Mais qui dirige l’opposition à Loukachenko ? Une fraction de la bourgeoisie et de la petite bourgeoisie qui appelle la classe ouvrière à les soutenir comme une force d’appoint pour servir leurs propres objectifs. En effet l’opposition s’est dotée le 14 aout d’un conseil de coordination, qui comprend 70 membres, non élus, mais désignés pour leur « représentativité » émanant de « milieux d’affaires, de la justice, des sportifs, de la société civile » . Et le programme de ce conseil est de rester dans la légalité : il faut discuter avec Lukachenko pour obtenir de nouvelles élections…

Depuis, chaque dimanche de septembre, les manifestants se rassemblent sans désemparer à Minsk comme dans les autres villes, malgré la répression qui s’intensifie encore avec des arrestations opérées par centaines par des policiers cagoulés avec des voitures banalisées. D’autres manifestants tentent d’échapper à cette répression en se réunissant dans les quartiers à l’entrée desquels ils placent des guetteurs pour prévenir de l’arrivée de la police. Tout montre que le souhait d’une discussion pacifique avec la dictature que défend la direction de l’opposition ne fait qu’aider Lukachenko à remplir les prisons, désarme la classe ouvrière et la jeunesse et les mène dans une impasse.

Conforté par une opposition aussi pusillanime, Lukachenko peut continuer à réprimer à tour de bras. Il n’a d’ailleurs aucunement l’intention de négocier, traitant ses opposants de « rats » et de « criminels ». Le 23 septembre, la cérémonie officielle d’investiture pour son sixième mandat s’est tenue dans le plus grand secret, pour éviter qu’elle soit perturbée par des manifestations.

Il s’appuie sur Poutine. L’impérialisme russe en effet craint deux choses : d’une part que la mobilisation en Biélorussie ne fasse tache d’huile en Russie même, alors que le régime fait face actuellement à des manifestations à l’est (Khabarovsk, Komsomolsk-sur-Amour, Nikolaïevsk-sur-Amour, Novossibirsk, Vladivostok et Omsk) et fait empoisonner l’opposant Alexei Navalny, et d’autre part que les autres impérialismes, américain, allemand et français notamment, n’en profitent pour le bousculer de sa position dominante en Biélorussie.

Mais les bourgeoisies occidentales, déjà empêtrées dans la crise et ayant des intérêts divergents, restent très prudentes à ce stade.
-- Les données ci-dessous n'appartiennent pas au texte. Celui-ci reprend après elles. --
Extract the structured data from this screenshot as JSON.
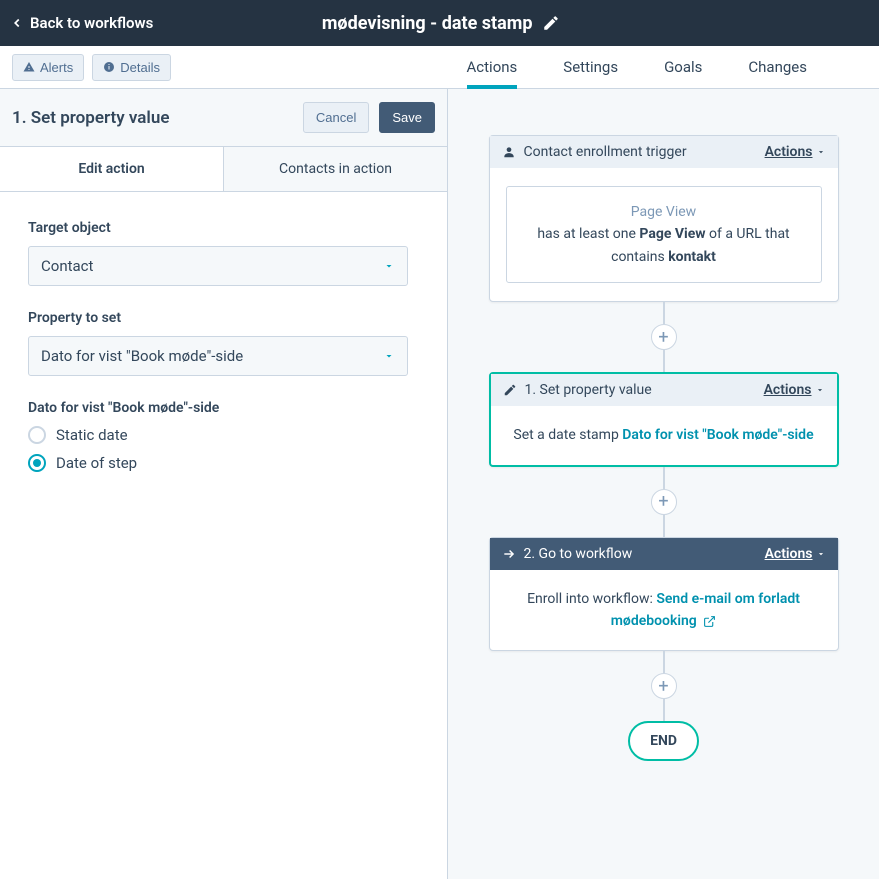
{
  "topbar": {
    "back_label": "Back to workflows",
    "title": "mødevisning - date stamp"
  },
  "toolbar": {
    "alerts_label": "Alerts",
    "details_label": "Details",
    "tabs": {
      "actions": "Actions",
      "settings": "Settings",
      "goals": "Goals",
      "changes": "Changes"
    }
  },
  "panel": {
    "heading": "1. Set property value",
    "cancel_label": "Cancel",
    "save_label": "Save",
    "subtabs": {
      "edit": "Edit action",
      "contacts": "Contacts in action"
    }
  },
  "form": {
    "target_object_label": "Target object",
    "target_object_value": "Contact",
    "property_label": "Property to set",
    "property_value": "Dato for vist \"Book møde\"-side",
    "value_type_label": "Dato for vist \"Book møde\"-side",
    "radios": {
      "static": "Static date",
      "step": "Date of step"
    },
    "selected_radio": "step"
  },
  "workflow": {
    "actions_label": "Actions",
    "trigger": {
      "title": "Contact enrollment trigger",
      "inner_heading": "Page View",
      "body_prefix": "has at least one ",
      "body_bold1": "Page View",
      "body_mid": " of a URL that contains ",
      "body_bold2": "kontakt"
    },
    "step1": {
      "title": "1. Set property value",
      "body_prefix": "Set a date stamp ",
      "body_link": "Dato for vist \"Book møde\"-side"
    },
    "step2": {
      "title": "2. Go to workflow",
      "body_prefix": "Enroll into workflow: ",
      "body_link": "Send e-mail om forladt mødebooking"
    },
    "end_label": "END"
  }
}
Et les grèves des travailleurs inquiètent tant les bourgeoisies occidentales que la bourgeoisie russe.

Soudan, Irak, Algérie, Cachemire, Liban, Mali, Thaïlande, Biélorussie, pour ne citer que les plus récents, tous ces soulèvements des masses contre un pouvoir corrompu et autocratique ont bien sûr chacun leurs fortes spécificités, mais cependant une caractéristique commune déterminante : tant que des fractions de la bourgeoisie et de la petite-bourgeoisie en assureront la direction, ils resteront sur une ligne légaliste et électoraliste impuissante à changer fondamentalement l’ordre ancien, même s’ils peuvent obtenir ici ou là quelques aménagements plus ou moins cosmétiques.
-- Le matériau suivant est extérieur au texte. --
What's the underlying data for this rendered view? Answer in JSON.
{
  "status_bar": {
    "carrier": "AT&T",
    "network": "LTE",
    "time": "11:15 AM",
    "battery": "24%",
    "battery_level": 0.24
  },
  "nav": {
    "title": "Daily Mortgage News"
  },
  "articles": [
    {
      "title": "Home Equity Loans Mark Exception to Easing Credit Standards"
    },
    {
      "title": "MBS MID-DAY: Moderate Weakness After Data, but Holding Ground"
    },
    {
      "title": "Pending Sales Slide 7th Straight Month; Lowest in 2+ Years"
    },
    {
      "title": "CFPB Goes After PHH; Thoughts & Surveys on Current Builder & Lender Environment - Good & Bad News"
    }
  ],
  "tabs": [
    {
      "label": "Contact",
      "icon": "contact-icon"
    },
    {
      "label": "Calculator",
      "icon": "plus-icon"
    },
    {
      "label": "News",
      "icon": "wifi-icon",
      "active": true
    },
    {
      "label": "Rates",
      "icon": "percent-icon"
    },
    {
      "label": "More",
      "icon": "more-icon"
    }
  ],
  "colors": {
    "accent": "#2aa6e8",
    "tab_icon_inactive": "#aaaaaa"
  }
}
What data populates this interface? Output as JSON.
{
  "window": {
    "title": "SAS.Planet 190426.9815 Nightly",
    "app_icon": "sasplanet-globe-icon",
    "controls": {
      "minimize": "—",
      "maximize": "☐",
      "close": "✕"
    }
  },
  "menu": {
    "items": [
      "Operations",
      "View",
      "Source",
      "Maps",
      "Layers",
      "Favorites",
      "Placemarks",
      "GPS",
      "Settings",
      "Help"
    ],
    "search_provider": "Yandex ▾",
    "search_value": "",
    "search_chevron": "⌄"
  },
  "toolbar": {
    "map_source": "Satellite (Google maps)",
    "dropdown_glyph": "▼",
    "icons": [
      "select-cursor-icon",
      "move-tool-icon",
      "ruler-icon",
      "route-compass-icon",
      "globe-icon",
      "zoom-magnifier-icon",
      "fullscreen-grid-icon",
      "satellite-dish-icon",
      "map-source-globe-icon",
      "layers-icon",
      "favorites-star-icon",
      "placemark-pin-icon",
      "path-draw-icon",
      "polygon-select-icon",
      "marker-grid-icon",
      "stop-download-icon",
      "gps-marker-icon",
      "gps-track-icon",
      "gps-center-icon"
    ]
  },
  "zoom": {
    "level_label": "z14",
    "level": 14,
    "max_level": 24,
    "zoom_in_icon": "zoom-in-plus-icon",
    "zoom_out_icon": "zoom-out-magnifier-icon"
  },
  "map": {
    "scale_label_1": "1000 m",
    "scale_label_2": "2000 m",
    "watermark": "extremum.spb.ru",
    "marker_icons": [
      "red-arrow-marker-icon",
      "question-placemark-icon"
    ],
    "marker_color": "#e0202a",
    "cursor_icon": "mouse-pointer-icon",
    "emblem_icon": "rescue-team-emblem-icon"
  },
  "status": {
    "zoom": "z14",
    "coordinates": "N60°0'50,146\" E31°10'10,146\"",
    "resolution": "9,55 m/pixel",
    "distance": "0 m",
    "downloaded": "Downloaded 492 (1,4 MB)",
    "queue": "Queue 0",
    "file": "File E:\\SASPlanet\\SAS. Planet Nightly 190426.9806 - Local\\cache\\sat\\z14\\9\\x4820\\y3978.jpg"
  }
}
Les communistes appuient en tous pays tout mouvement révolutionnaire contre l’ordre social et politique existant… À aucun moment, ils ne négligent d’éveiller chez les travailleurs une conscience claire et nette de l’antagonisme violent qui existe entre la bourgeoisie et le prolétariat. (Marx, Manifeste du parti communiste, 1847)

La classe ouvrière doit s’organiser sur ses propres revendications, qui incluent toutes les questions démocratiques mais ne s’y limitent pas, et ses propres objectifs dont le plus important est la prise du pouvoir, la destruction de l’État bourgeois, la constitution d’un gouvernement ouvrier. L’organisation des travailleurs ne peut emprunter que le meilleur des méthodes du mouvement ouvrier forgées dans la lutte : la grève générale, un service d’ordre pour protéger des manifestations et les grèves, les comités élus et révocables par les assemblées générales, la centralisation politique de la lutte dans un comité central des comités d’entreprises et de quartiers, l’armement du prolétariat… À ces conditions, la classe ouvrière peut devenir l’élément déterminant de la mobilisation et l’amener à la victoire.